Peasant Dress pattern review

posted in: sewing, Shopping | 1

So, a while ago I posted that I had bought a couple of sewing patterns from a shop (also on etsy) called 5Berries. I bought the patterns for a few reasons, namely I don’t have easy access to girly clothes or even smaller than 12yo children to measure them and draft my own patterns. I am considering selling clothes, so I needed a pattern that was ok with home sewers selling the finished product – very few commercial patterns allow this.

There are so many pattern designers out there at the moment. Etsy is saturated with them. I’m afraid that making a decision came down as much to price as it did to style. I was lucky enough to grab them on sale, so that if everything turned out to be a total disaster, I hadn’t spent a fortune on it.

To start off with, we had the “convert the pages from US Letter size to A4” headache, followed by the “tape 40 sheets of paper together and call it a pattern” waking nightmare. After this was all completed, I was no way going to attempt it again, so I drafted off every single size onto tracing vilene, so I can ditch the unwieldy mass of paper into the recycling bin.

It looks like a snail crawled over this paper, there is so much sticky tape on it!
It took a whole afternoon to put this dress pattern together. Humpty dumpty shouldn’t call me anytime soon!

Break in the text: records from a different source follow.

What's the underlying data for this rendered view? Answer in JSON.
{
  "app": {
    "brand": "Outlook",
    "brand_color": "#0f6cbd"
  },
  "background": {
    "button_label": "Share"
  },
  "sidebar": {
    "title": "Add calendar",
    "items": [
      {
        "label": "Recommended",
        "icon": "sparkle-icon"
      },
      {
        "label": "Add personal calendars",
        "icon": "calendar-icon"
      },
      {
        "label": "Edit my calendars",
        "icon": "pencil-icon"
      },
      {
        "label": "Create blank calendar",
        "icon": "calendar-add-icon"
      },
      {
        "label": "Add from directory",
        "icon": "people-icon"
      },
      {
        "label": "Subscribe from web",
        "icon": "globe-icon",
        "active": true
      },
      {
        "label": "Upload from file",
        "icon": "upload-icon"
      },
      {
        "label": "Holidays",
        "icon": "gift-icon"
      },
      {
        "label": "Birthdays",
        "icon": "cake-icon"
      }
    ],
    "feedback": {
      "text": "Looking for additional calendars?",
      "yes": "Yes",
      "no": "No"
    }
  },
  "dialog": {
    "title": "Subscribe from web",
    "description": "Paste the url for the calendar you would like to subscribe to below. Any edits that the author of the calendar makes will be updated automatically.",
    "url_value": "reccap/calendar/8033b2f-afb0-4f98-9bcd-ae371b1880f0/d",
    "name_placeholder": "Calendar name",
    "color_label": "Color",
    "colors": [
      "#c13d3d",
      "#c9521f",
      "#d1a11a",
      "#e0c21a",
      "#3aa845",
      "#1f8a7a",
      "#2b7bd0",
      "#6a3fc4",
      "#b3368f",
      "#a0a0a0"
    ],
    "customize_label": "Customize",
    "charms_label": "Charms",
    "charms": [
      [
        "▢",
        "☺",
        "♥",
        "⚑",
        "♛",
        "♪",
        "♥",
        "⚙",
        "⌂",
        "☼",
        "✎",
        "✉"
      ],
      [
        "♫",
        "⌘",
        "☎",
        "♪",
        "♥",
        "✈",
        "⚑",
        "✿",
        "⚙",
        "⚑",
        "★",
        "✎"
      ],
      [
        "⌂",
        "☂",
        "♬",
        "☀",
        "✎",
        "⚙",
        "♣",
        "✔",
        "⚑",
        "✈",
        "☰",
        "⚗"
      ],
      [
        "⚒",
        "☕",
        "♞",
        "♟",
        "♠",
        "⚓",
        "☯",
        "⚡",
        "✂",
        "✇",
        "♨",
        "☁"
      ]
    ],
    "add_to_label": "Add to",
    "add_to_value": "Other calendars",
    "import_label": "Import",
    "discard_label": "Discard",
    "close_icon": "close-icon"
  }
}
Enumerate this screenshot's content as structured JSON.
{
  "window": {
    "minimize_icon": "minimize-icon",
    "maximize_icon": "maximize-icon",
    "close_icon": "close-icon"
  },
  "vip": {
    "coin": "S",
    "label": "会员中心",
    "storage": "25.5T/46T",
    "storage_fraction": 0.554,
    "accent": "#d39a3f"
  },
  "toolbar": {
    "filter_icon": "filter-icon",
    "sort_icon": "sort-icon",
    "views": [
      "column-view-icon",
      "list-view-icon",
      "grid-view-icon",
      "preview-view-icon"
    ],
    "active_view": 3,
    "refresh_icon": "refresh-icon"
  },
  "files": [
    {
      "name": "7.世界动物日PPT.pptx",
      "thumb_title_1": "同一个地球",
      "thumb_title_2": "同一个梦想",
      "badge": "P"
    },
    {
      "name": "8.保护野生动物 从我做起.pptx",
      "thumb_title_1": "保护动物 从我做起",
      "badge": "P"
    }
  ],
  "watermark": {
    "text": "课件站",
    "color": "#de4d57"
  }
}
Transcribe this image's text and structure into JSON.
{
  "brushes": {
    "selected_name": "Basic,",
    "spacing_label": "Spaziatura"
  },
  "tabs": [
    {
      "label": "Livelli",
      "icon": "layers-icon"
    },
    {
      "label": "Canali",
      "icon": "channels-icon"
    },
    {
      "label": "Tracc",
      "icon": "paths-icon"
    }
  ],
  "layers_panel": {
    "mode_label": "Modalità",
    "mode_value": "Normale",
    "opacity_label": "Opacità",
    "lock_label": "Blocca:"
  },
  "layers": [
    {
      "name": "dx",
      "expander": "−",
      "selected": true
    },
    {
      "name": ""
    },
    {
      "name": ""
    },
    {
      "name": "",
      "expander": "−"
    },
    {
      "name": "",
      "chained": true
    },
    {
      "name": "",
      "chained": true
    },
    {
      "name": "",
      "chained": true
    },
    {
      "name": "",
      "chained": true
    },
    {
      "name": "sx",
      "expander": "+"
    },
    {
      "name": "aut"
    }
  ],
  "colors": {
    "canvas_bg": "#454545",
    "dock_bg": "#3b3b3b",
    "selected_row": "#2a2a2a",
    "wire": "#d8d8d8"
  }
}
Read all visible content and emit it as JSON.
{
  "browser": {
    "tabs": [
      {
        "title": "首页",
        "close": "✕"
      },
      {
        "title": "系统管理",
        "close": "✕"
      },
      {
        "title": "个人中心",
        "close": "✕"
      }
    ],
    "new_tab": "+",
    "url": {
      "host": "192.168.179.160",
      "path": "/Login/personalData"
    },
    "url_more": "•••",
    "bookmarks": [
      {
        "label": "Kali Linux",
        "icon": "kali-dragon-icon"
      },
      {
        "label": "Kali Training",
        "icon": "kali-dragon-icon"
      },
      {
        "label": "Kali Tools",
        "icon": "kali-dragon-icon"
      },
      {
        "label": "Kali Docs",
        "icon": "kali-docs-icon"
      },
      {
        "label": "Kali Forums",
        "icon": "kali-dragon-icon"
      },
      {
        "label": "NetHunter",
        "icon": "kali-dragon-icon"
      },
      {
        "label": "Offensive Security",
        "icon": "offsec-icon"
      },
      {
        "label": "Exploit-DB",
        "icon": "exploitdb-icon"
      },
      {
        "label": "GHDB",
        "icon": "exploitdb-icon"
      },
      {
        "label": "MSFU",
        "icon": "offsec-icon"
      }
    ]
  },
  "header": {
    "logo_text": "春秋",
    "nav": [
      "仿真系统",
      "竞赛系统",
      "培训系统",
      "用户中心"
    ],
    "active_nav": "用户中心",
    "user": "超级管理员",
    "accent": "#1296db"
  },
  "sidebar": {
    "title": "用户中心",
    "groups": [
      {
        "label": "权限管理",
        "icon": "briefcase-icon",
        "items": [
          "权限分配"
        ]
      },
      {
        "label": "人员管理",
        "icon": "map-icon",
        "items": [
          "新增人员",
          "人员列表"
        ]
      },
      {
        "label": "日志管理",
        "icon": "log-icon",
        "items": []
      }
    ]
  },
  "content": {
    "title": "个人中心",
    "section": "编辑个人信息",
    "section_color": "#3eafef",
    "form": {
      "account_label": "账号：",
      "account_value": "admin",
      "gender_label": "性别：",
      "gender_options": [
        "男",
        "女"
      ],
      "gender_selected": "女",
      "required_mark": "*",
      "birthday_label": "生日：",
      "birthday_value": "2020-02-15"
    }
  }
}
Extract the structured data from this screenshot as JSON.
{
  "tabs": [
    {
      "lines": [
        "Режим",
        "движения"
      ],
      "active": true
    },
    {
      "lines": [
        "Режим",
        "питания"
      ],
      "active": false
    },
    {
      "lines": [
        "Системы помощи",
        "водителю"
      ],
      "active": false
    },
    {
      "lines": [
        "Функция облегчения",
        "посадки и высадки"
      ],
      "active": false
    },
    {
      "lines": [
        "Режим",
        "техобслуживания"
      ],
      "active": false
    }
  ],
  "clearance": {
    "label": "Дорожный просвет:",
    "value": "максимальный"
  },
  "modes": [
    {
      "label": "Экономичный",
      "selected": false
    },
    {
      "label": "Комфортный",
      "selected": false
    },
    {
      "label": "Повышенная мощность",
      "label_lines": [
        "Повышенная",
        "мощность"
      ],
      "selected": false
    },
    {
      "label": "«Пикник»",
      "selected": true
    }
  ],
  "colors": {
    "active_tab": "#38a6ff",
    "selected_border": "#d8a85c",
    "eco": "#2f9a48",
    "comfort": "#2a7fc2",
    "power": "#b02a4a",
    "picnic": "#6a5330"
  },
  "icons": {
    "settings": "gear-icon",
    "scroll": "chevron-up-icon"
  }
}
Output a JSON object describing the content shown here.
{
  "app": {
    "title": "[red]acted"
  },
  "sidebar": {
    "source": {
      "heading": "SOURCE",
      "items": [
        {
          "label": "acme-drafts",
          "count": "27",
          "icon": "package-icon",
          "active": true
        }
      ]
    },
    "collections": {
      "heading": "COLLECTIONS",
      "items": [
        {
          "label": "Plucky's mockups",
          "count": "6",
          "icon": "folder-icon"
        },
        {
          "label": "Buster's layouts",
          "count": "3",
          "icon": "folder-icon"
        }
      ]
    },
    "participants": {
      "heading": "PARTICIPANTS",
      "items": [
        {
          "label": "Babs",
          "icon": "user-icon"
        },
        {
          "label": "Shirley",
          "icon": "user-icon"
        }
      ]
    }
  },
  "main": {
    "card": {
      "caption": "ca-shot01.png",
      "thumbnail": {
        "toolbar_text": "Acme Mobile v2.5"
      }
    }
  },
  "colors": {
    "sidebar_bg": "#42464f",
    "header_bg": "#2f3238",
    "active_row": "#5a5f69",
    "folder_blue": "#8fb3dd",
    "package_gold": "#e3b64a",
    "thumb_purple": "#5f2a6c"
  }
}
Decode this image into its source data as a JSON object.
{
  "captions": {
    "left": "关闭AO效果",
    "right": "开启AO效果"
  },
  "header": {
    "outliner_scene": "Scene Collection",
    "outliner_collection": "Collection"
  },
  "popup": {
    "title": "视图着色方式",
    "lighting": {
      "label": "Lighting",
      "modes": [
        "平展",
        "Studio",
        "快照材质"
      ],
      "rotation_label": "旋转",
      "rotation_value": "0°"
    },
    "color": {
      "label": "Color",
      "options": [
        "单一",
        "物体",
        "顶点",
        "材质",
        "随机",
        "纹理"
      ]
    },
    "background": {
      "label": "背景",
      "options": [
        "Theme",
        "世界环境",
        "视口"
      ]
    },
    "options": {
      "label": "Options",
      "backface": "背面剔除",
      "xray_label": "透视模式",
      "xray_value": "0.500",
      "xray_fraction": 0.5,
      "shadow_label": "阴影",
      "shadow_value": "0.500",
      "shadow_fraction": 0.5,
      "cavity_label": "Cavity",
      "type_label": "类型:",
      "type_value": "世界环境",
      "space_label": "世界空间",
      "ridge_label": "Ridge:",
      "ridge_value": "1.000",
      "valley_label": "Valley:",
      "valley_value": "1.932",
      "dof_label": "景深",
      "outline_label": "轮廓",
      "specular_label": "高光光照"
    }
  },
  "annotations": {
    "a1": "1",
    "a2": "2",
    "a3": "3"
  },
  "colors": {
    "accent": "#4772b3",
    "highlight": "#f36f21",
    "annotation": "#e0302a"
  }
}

I am not sure if the sizes translated perfectly with all the fiddling around, however I believe they did. I asked my friend for her daughter’s measurements (although they are twins, they are not identical, and quite different in some areas), and then made up some sample clothes from there. The sizing was much further off than I expected. Her daughters are 7, normally wear from a 7 to a 9 in sizing. The “dress” pattern that fit their chest measurements were 5-6 and 4-5 years. Sadly, this meant that the dress was no longer a dress but a nicely proportioned behind covering top. Even with the ruffle that I had omitted, a dress would not be even close to the length.

 

I omitted the belt, the ruffle, and the elastic around the sleeves – way too frou-frou for me. These were meant to be playground type tops, not party dresses. My two little “clients” loved them, and I’m really happy with how they turned out. My real disappointment is that the whole purpose of buying a pattern was to take the guesswork out of the sizing issue, which didn’t happen.

 

 

The pattern itself was fairly easy to follow. The instructions were not super-well written, with some omissions (what width elastic to use would have been handy information) and there were some parts that seemed to make no sense at all – the instructions for basting the hems contradicted themselves, and the photographs only confused the error. As far as being “beginner-friendly”, I am sure that several beginners will read it through and go “Hey-what?!?” I fudged my way through it because I have been sewing for so long, I tend to have my own way of doing things regardless. If you are a semi-confident seamstress, then you should have no problem following them along, and making up the missing bits.

So, would I buy a pattern there again? Probably not. I will be checking out other designers, if only for the A4 part. If I could pass on any wisdom at all to these pattern makers, it would be to cater for the rest of the universe in paper size. If you want, have 2 different download files, one for US, and one for the rest of us. That will be a major factor in my future purchasing decisions. I will also be cautious in future as to the size basis for clothing, which even in the shops, we know can be erratic to say the least.

But, yes, the tops were cute, the style is simple to create, and I have a vintage stash that would rival the treasure of the pharaohs, so I will be following up on sewing some clothes to sell. Stay tuned for more details!Happy Crafting - Cassie.

One Response

  1. That stinks about the trouble with the pattern. I do think that they turned out really pretty though. Good work.